Key words : Maya, king, front, profile, Classic period, Central Lowlands, Teotihuacan.
Face ou profil est un choix qui n'obéit pas seulement à des considérations
techniques ou esthétiques, mais sémantiques. La différence fondamentale entre les options
de ce choix réside dans la relation entre le spectateur et la représentation ; quand le
premier regarde un ou des personnages (ou visage) de profil, il est dans la simple
situation du voyeur qui voit sans être vu ; par contre, mis en présence d'une face, il est
confronté à un autre regard que le sien, qui l'interpelle et l'implique, et cela même
quand il s'agit d'une image de pierre, sculpture en pied ou simple masque.
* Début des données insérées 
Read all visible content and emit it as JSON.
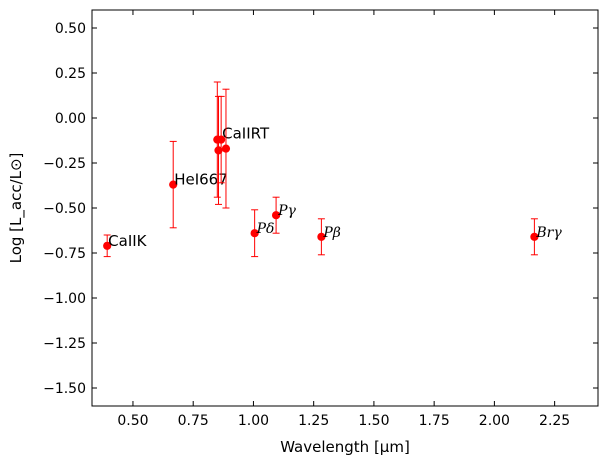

Cet échange
de regards, ce face-à-face est ambivalent : le spectateur est fasciné mais au risque de se
perdre. A priori la vue frontale serait à la fois plus importante, plus compromettante et
plus dangereuse que la vue de profil.
Si le souverain et ses proches sont les seuls humains à avoir parfois échappé à la
règle générale du visage de profil, ces exceptions ne sont pas distribuées au hasard dans
le temps et dans l'espace. L'image du roi en face, loin d'obéir au caprice de l'artiste ou
du souverain, son modèle, est un phénomène culturel qui s'est manifesté seulement en
certains lieux et à certaines époques. Même en admettant que l'adoption d'une telle
convention puisse être en partie due à des accidents historiques, on doit s'interroger
sur l'origine de cette déviance et sur sa signification. A-t-elle modifié l'attitude du
spectateur à l'égard de son souverain ? Pour quelles raisons la frontalité a-t-elle été
préférée, puis abandonnée ? Quand les présentations de profil ont-elles coexisté avec
celles de face et à quelles considérations le choix de l'une ou de l'autre a-t-il obéi ? La
frontalité a-t-elle eu une incidence sur l'évolution de la technique et du style ?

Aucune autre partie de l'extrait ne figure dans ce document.